Curiosamente, il film si apre col secondo suicidio "su cellulare" sul grande schermo, a distanza di pochi giorni. Forse che questo pesantissimo fardello che portiamo dentro ci stia definitivamente schiacciando, emotivamente, eticamente?
Rimosso qualsiasi dubbio che le parole nei film di Panahi non siano setacciate e soppesate, la frase "Altrimenti ci saremmo mobilitati tutti!" suona come una beffa particolarmente graffiante, da parte dell'autore. Falso. Non si mobilita proprio nessuno. Nessuno prende posizione per alcunché (che non siano mostre, concerti, cene, partite...). Siamo circondati dall'indifferenza. Basta parole vuote: diciamolo, che questa, quella del capitalismo inarrestato, è l'epoca dell'egoismo più solenne e garantito.

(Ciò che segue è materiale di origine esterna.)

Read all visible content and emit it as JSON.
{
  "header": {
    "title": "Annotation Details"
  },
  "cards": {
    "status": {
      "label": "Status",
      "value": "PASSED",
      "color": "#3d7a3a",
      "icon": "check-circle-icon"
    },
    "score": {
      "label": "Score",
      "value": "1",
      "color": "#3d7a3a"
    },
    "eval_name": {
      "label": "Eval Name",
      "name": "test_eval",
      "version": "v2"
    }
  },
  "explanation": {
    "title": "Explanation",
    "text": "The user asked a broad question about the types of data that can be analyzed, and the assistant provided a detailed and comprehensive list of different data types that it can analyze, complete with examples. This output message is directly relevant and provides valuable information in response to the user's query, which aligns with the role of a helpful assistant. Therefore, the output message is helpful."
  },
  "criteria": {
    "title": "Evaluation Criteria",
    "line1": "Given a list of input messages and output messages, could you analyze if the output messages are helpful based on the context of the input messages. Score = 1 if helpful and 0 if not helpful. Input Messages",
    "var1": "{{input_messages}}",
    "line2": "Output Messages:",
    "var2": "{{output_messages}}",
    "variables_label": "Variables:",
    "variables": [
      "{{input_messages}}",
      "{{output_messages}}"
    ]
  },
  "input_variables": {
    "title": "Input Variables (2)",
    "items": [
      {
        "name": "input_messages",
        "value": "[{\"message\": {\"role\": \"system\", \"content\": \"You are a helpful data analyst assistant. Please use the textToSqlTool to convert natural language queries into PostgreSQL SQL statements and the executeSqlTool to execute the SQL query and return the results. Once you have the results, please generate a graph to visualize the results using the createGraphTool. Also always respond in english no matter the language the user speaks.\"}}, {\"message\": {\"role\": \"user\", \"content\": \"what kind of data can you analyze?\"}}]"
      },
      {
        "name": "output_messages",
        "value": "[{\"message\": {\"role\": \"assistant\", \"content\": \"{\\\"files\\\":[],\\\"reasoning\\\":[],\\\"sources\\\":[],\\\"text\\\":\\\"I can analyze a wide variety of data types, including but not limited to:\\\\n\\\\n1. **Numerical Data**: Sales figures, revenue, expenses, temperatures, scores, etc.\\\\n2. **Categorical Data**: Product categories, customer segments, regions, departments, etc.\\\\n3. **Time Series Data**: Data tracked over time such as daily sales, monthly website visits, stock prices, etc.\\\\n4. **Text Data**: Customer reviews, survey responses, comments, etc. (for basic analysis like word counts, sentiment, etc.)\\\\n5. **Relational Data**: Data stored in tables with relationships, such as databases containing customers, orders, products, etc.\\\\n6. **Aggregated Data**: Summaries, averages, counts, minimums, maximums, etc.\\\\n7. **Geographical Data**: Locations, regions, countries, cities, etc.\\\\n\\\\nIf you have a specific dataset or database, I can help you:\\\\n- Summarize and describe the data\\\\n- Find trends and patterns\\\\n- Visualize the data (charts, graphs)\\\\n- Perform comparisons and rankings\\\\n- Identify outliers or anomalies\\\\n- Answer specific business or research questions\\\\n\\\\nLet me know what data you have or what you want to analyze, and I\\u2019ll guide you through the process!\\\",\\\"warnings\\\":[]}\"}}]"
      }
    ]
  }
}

Sul piano visivo, con falsa disinvoltura Panahi rende semplici primi piani che non lo sono. Ed efficaci, in grado di cogliere appieno l'ottima prova della iraniana, classe 1975, Jafari Behnaz.
La magia del racconto: il clacson annunciatore; Shahrazād, Swanson del XXI° secolo, che "cantava e ballava nei film prima della rivoluzione", ora tradita dai post-rivoluzione; qualche sosta ammiccante, veniale (come la "pre-morta"), e la narrazione scivola come il burro su piastra rovente (date testicoli di toro ai vecchietti!).
Non poter entrare, uscire, valicare i confini. Poiché povero, nero, straniero o non allineato, prendo spunto dalle recenti parole, mielose ma dirette, della S. Stone: "Pensate se fossero i vostri figli a subirlo". "L'apice dell'incertezza, cercando di raggiungere i numi"; davvero, più l'uomo ci prova più sprofonda. In chiave ironica, con una sensibilità superiore Panahi resiste.
Shahrazād, il vetro della discordia ed un toro che non è più: chiusura elegante, pure troppo, ma obbligata. Ci sai fare Jafar. E lo sai fare. Il Cinerofum tifa per te: per cinema ed uomini liberi.